Last week, Malala addressed the United Nations, urging the international community to promote education.

"The terrorists thought that they would change my aims and stop my ambitions," Malala said at the UN youth assembly, "but nothing changed in my life, except this: weakness, fear and hopelessness died. Strength, power and courage was born."

She said that "the extremists were, and they are, afraid of books and pens."


The Taliban commander criticized Malala's UN speech in his letter by calling it "propaganda."

"It is amazing that you are shouting for education," Rasheed wrote to Malala, adding that the reason she was shot was not because she was promoting education, but because of her "propaganda" campaign against the Islamists. "What you are doing now, you are using your tongue on the behest of the others."

"I advise you to come back home, adopt the Islamic and Pashtun culture, join any female Islamic madrassah near your home town, study and learn the book of Allah, use your pen for Islam and the plight of Muslim ummah (community)," Rasheed wrote.

The Taliban have destroyed hundreds of schools across Pakistan's northwestern areas. But Rasheed insisted this happened because the Pakistani military had been using them as their bases to launch attacks on the militants.

Symbol of pride

Activists and experts say that there is nothing unusual about the remarks and claims Rasheed made in his letter, since the Taliban are known for justifying their "barbaric actions."

"Malala posed a threat to the Taliban in the sense that she was setting an example for other girls," Pakistani writer and activist Zahida Hina told DW. "The Taliban attacked her because they wanted to tell others that if they dared to stand against them, they would also meet the same fate."

"Malala Yousafzai is a brave young girl who has already succeeded in transforming adversity into an opportunity to advance a noble cause. She is working for the empowerment of women through education, which can be compared in significance to the abolition of slavery and the fight against racial discrimination," Dwayne Ryan Menezes, a historian at Cambridge University, told DW.

Commenting on her UN speech, Menezes said that Malala had become a model to young people around the world. "She is a William Wilberforce of our time," he said, referring to the English leader of the movement to abolish the slave trade. Menezes added that Malala had hit the nail on the head by identifying books and pens as the most powerful weapons. "I was particularly pleased she stressed the importance of providing education not just to women, but also to the sons and daughters of terrorists and extremists."

A controversial figure

Despite the fact that Pakistani liberals hail her as a symbol of pride for the country, she has become an extremely controversial figure in Pakistan. A majority of conservatives allege she is working against Islam and the country.
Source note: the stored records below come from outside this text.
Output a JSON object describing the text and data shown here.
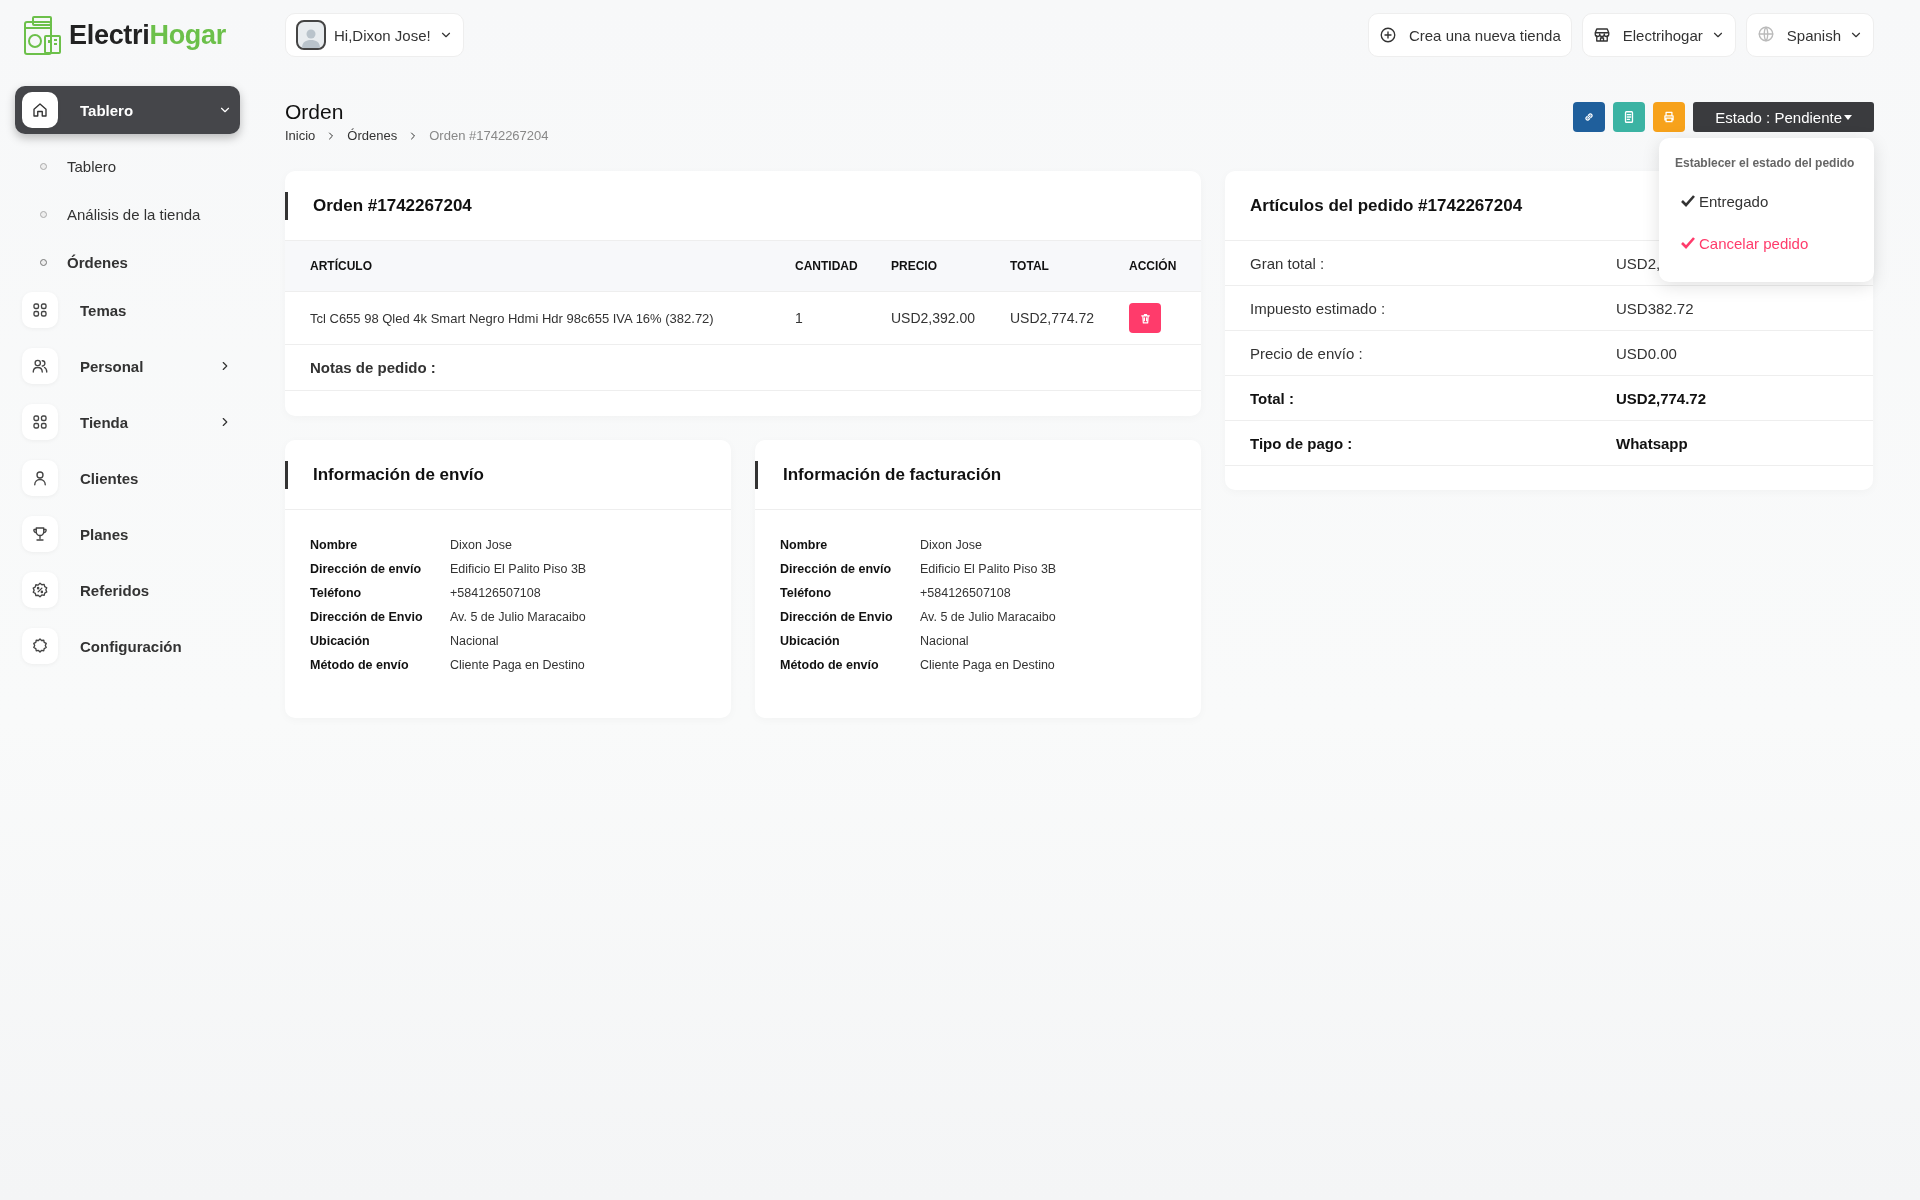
{
  "logo": {
    "first": "Electri",
    "second": "Hogar"
  },
  "user_menu": {
    "label": "Hi,Dixon Jose!"
  },
  "top_actions": [
    {
      "kind": "create",
      "label": "Crea una nueva tienda"
    },
    {
      "kind": "store",
      "label": "Electrihogar"
    },
    {
      "kind": "language",
      "label": "Spanish"
    }
  ],
  "sidebar": {
    "items": [
      {
        "label": "Tablero",
        "selected": true,
        "expanded": true,
        "children": [
          {
            "label": "Tablero",
            "selected": false
          },
          {
            "label": "Análisis de la tienda",
            "selected": false
          },
          {
            "label": "Órdenes",
            "selected": true
          }
        ]
      },
      {
        "label": "Temas",
        "selected": false
      },
      {
        "label": "Personal",
        "selected": false,
        "expanded": false
      },
      {
        "label": "Tienda",
        "selected": false,
        "expanded": false
      },
      {
        "label": "Clientes",
        "selected": false
      },
      {
        "label": "Planes",
        "selected": false
      },
      {
        "label": "Referidos",
        "selected": false
      },
      {
        "label": "Configuración",
        "selected": false
      }
    ]
  },
  "page": {
    "title": "Orden",
    "breadcrumb": [
      "Inicio",
      "Órdenes",
      "Orden #1742267204"
    ]
  },
  "toolbar": {
    "icon_buttons": [
      {
        "kind": "link",
        "color": "#1f5f9c"
      },
      {
        "kind": "document",
        "color": "#3bb3a3"
      },
      {
        "kind": "print",
        "color": "#f7a21b"
      }
    ],
    "status_button": "Estado : Pendiente",
    "status_menu": {
      "header": "Establecer el estado del pedido",
      "options": [
        {
          "label": "Entregado",
          "color": "#333333"
        },
        {
          "label": "Cancelar pedido",
          "color": "#ff3b6b"
        }
      ]
    }
  },
  "order_card": {
    "title": "Orden #1742267204",
    "columns": [
      "ARTÍCULO",
      "CANTIDAD",
      "PRECIO",
      "TOTAL",
      "ACCIÓN"
    ],
    "rows": [
      {
        "cells": [
          "Tcl C655 98 Qled 4k Smart Negro Hdmi Hdr 98c655 IVA 16% (382.72)",
          "1",
          "USD2,392.00",
          "USD2,774.72"
        ]
      }
    ],
    "notes_label": "Notas de pedido :"
  },
  "summary_card": {
    "title": "Artículos del pedido #1742267204",
    "rows": [
      {
        "label": "Gran total :",
        "value": "USD2,",
        "bold": false
      },
      {
        "label": "Impuesto estimado :",
        "value": "USD382.72",
        "bold": false
      },
      {
        "label": "Precio de envío :",
        "value": "USD0.00",
        "bold": false
      },
      {
        "label": "Total :",
        "value": "USD2,774.72",
        "bold": true
      },
      {
        "label": "Tipo de pago :",
        "value": "Whatsapp",
        "bold": true
      }
    ]
  },
  "info_cards": [
    {
      "title": "Información de envío",
      "fields": [
        {
          "label": "Nombre",
          "value": "Dixon Jose"
        },
        {
          "label": "Dirección de envío",
          "value": "Edificio El Palito Piso 3B"
        },
        {
          "label": "Teléfono",
          "value": "+584126507108"
        },
        {
          "label": "Dirección de Envio",
          "value": "Av. 5 de Julio Maracaibo"
        },
        {
          "label": "Ubicación",
          "value": "Nacional"
        },
        {
          "label": "Método de envío",
          "value": "Cliente Paga en Destino"
        }
      ]
    },
    {
      "title": "Información de facturación",
      "fields": [
        {
          "label": "Nombre",
          "value": "Dixon Jose"
        },
        {
          "label": "Dirección de envío",
          "value": "Edificio El Palito Piso 3B"
        },
        {
          "label": "Teléfono",
          "value": "+584126507108"
        },
        {
          "label": "Dirección de Envio",
          "value": "Av. 5 de Julio Maracaibo"
        },
        {
          "label": "Ubicación",
          "value": "Nacional"
        },
        {
          "label": "Método de envío",
          "value": "Cliente Paga en Destino"
        }
      ]
    }
  ]
}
Pakistani students and teachers hold posters of Malala Yousafzai while they take part in a demonstration in Karachi, Pakistan on Saturday, Nov. 10, 2012 (Photo: Faree Khan/AP/dapd)
Loved abroad, Malala is maligned in her own countryImage: Reuters

"Isn't it strange that many Pakistanis share Rasheed's views on Malala?" said Shareef Ahmed, a Karachi-based activist. "They are saying the same things against Malala on social networking websites that Rasheed wrote in his letter. I think it shows that the Taliban ideology is a popular ideology in Pakistan. Malala has exposed quite a lot of people, even those who are not hardcore extremists."

Many in Pakistan believe that the local and international media are unnecessarily creating hype around the young activist. Right-wing parties in Pakistan claim that the campaign to promote Malala is proof that there is an "international lobby" behind the whole issue.

"I don't think that Malala deserved to be nominated for the Nobel Peace Prize. I think there are more deserving people in Pakistan who should have been nominated for the award," Karachi-based Shiite activist Syed Ali Mujtaba Zaidi told DW. "Just because you (Malala) got shot by the Taliban does not make you worthy of the award."

Supporters of the 16-year-old say that it is "Malala haters" who are running a smear campaign against the teenager. The Taliban's letter to Malala reflects a mindset, they say.